# Worst Song Ever - Gnesa Music



## NightKnight (Dec 16, 2009)

Please poke my ears out...


----------



## GrayWolf (May 14, 2012)

If you turn the sound off it's still bad...there is not much that can make that worth listening to or watching again.


----------



## LVO (Sep 25, 2011)

Hmmm.... this sounds like someone asking if the milk smells spoiled...... I will pass!! lol


----------



## LVO (Sep 25, 2011)

Ok, made it to :44...... ouch


----------



## NightKnight (Dec 16, 2009)

For my ears:


----------



## Jeosndhaks (Mar 29, 2012)

I made it all the way through, doctor says I'll have permanent Gnesiaitis, yes it's that bad.


----------



## Jakerock (Mar 8, 2012)

That is amazing in its terribleness!


----------



## Flatband (Dec 18, 2009)

Jeez.


----------



## McLogan (Sep 21, 2012)

Not sure which is worse. Someone actually spending time making and publishing a video of this, or even calling it a "Music" video.


----------



## Jakerock (Mar 8, 2012)

"It takes all kinds man" Enjoy!


----------



## Hrawk (Oct 25, 2010)

_Thread should contain the warning 'NSFA'_


----------



## bullseyeben! (Apr 24, 2011)

Make it stop! :'(


----------



## Jakerock (Mar 8, 2012)

I am on my 4th listen! Too amazing.


----------



## NightKnight (Dec 16, 2009)

I think Jake is taking some "mood enhancing" drugs! lol


----------



## Jakerock (Mar 8, 2012)

I love a trainwreck!

I put it on my facebook earlier...
38 comments
14 likes
8 shares
WOAH... also 40,000 more views in three hours!
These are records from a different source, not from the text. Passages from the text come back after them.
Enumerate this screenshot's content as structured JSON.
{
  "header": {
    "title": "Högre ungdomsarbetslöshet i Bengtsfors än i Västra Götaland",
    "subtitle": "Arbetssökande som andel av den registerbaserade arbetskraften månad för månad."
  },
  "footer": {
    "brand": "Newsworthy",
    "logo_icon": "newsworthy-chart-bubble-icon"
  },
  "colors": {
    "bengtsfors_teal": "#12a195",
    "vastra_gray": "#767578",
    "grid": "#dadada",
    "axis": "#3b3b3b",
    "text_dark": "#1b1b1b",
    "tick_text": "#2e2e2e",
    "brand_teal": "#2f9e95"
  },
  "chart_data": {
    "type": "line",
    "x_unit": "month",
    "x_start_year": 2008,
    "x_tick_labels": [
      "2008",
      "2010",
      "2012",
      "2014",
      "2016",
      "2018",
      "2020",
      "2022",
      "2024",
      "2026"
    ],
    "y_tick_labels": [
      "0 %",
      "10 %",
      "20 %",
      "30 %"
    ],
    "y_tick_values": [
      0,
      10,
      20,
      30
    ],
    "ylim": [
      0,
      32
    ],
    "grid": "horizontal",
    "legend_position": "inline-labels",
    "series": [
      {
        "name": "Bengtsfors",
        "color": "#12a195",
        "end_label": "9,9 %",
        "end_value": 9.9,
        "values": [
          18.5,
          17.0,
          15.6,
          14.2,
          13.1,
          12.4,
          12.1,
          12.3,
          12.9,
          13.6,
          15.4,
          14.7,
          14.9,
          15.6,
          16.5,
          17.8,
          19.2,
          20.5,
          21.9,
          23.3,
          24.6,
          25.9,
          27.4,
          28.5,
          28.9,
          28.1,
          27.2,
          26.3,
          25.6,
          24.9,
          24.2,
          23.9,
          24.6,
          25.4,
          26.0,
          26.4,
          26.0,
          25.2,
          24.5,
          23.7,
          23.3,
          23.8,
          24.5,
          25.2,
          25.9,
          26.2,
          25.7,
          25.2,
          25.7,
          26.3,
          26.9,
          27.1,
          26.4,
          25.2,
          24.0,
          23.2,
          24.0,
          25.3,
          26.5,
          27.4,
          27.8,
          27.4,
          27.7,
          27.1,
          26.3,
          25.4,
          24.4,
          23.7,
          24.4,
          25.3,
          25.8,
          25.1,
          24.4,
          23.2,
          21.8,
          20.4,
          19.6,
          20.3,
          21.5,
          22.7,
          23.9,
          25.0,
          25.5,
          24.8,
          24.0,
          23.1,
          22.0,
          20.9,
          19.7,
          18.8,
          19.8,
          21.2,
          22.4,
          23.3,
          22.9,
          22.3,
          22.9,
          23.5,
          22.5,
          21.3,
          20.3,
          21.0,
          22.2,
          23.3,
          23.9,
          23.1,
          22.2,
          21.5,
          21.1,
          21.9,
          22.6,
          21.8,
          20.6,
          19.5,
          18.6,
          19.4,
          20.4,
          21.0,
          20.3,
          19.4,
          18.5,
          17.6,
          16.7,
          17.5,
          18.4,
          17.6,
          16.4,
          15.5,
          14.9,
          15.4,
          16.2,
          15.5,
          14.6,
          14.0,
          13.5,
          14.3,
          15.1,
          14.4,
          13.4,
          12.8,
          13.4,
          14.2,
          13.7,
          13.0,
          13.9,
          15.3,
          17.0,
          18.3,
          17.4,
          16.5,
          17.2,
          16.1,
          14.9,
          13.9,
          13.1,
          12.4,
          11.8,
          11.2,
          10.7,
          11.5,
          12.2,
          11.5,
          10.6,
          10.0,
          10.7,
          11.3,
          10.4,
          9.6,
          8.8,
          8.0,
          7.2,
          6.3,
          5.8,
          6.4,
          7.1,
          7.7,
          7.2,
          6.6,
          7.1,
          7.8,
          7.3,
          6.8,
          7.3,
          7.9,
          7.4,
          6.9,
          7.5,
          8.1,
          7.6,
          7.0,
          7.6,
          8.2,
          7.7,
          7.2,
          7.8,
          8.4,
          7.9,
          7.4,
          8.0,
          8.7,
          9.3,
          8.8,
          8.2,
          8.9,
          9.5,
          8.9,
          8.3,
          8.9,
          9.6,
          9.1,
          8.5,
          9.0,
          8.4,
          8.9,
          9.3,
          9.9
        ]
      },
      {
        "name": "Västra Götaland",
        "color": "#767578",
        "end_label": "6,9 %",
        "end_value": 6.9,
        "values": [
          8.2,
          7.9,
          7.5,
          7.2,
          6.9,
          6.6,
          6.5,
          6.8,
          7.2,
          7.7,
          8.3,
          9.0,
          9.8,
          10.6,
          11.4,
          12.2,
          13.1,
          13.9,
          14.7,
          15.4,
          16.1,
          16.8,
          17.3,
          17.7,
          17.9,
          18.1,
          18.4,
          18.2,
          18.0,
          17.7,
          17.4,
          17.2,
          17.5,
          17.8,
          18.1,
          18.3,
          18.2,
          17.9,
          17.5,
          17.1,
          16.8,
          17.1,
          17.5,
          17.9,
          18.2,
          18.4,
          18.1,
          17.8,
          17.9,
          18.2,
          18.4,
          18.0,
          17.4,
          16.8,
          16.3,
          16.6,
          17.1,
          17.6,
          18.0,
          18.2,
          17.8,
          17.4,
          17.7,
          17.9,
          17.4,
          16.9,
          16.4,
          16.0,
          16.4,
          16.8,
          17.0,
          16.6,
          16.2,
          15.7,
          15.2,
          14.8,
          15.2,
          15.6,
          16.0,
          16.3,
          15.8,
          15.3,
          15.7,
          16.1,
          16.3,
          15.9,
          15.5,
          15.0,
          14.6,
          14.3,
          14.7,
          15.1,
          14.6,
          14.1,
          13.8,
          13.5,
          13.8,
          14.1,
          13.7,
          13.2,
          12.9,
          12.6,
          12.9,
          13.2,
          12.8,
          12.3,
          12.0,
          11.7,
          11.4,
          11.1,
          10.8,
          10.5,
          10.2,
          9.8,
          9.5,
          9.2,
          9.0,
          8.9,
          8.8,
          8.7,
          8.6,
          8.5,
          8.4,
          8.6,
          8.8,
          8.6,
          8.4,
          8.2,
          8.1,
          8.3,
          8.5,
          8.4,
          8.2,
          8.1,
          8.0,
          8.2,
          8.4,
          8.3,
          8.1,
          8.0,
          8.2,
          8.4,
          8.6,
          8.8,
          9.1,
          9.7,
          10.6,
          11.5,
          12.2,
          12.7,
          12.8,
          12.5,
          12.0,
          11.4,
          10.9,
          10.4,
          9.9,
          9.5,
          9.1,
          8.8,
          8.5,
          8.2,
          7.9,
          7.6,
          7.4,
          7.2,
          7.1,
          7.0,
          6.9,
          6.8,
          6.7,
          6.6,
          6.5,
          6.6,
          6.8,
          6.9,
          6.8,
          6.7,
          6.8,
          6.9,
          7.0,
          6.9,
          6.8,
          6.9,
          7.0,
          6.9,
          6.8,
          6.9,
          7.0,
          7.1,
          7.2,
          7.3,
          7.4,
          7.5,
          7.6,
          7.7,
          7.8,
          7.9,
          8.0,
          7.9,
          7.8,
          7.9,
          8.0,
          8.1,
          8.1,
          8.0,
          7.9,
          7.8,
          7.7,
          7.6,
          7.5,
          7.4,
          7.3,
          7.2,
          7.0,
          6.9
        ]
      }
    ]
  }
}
Not bad! I think its a hit Aaron!

...hold on I have to give it another spin....


----------



## ruthiexxxx (Sep 15, 2012)

OMG...I lasted a few seconds. Now THIS is what I call a good female singer. Gretyl is amazing!


----------



## NightKnight (Dec 16, 2009)

Wow, that Grytle chick sounds like a dude!


----------



## ruthiexxxx (Sep 15, 2012)

She can really belt it out can't she







But I suspect that, like many Industrial Heavy Metal singers, the bass end of the vocals are considerably enhanced.


----------



## tnflipper52 (Jan 26, 2012)

I'm sorry but that is somewhat undesireable to my tender ears. I bet they had the auto tune on her voice too. Immagine hearing that in a live performance. Good God ya'll!!!!!!!!!!!


----------



## Imperial (Feb 9, 2011)

i swear to whatever god there may exist ! if i hear that song again , i will shoot whatever or whomever is playing it !















 
.
.
heres my contribution, first time i heard and saw this piece of manure ,i threw my slayer







 reign in blood cd at my tv  . . . . . 
.
.


----------



## tnflipper52 (Jan 26, 2012)

Ween, never could relate to the band, guess I wasn't drunk enough or young enough back in 92. Maybe weiners.


----------



## wombat (Jun 10, 2011)

okay, I'm just back from the pub and I only lasted 'till 1.42!! but with that said that subject title was "worst song ever" so that's gotta be the blind black guy's song ( sorry I can never remember his name) " You are the apple of my eye". jeez just typing it gives me the willies!


----------



## Imperial (Feb 9, 2011)

well, you all gotta admit- the only thing flat thing about her is her singing .







 its listenable on mute .


----------



## tnflipper52 (Jan 26, 2012)

Read where this made it to #18 in Austrailia in 92. Wha?


----------



## Jakerock (Mar 8, 2012)

Heh... Since aaron posted this it has been seen 800,000 times... Was @ 60K.


----------



## Hrawk (Oct 25, 2010)

I'm surprised no one has posted Rebecca Black yet


----------



## lightgeoduck (Apr 3, 2011)

Hrawk said:


> I'm surprised no one has posted Rebecca Black yet


Ha, you know I was tempted to every time someone posted, but kept thinking Aaron,s video was really really horrible.. At least Rebecca,s vid you learn that the next day is Saturday and Sunday comes afterwards


----------



## NightKnight (Dec 16, 2009)

This chick s much worse than Rebecca. Rebecca isn't good. This chick is genuinely bad.


----------



## Whiteleather (Feb 4, 2012)

****....I mean...I....uh....jeeze. Why would you do that? I want my 32 seconds back.


----------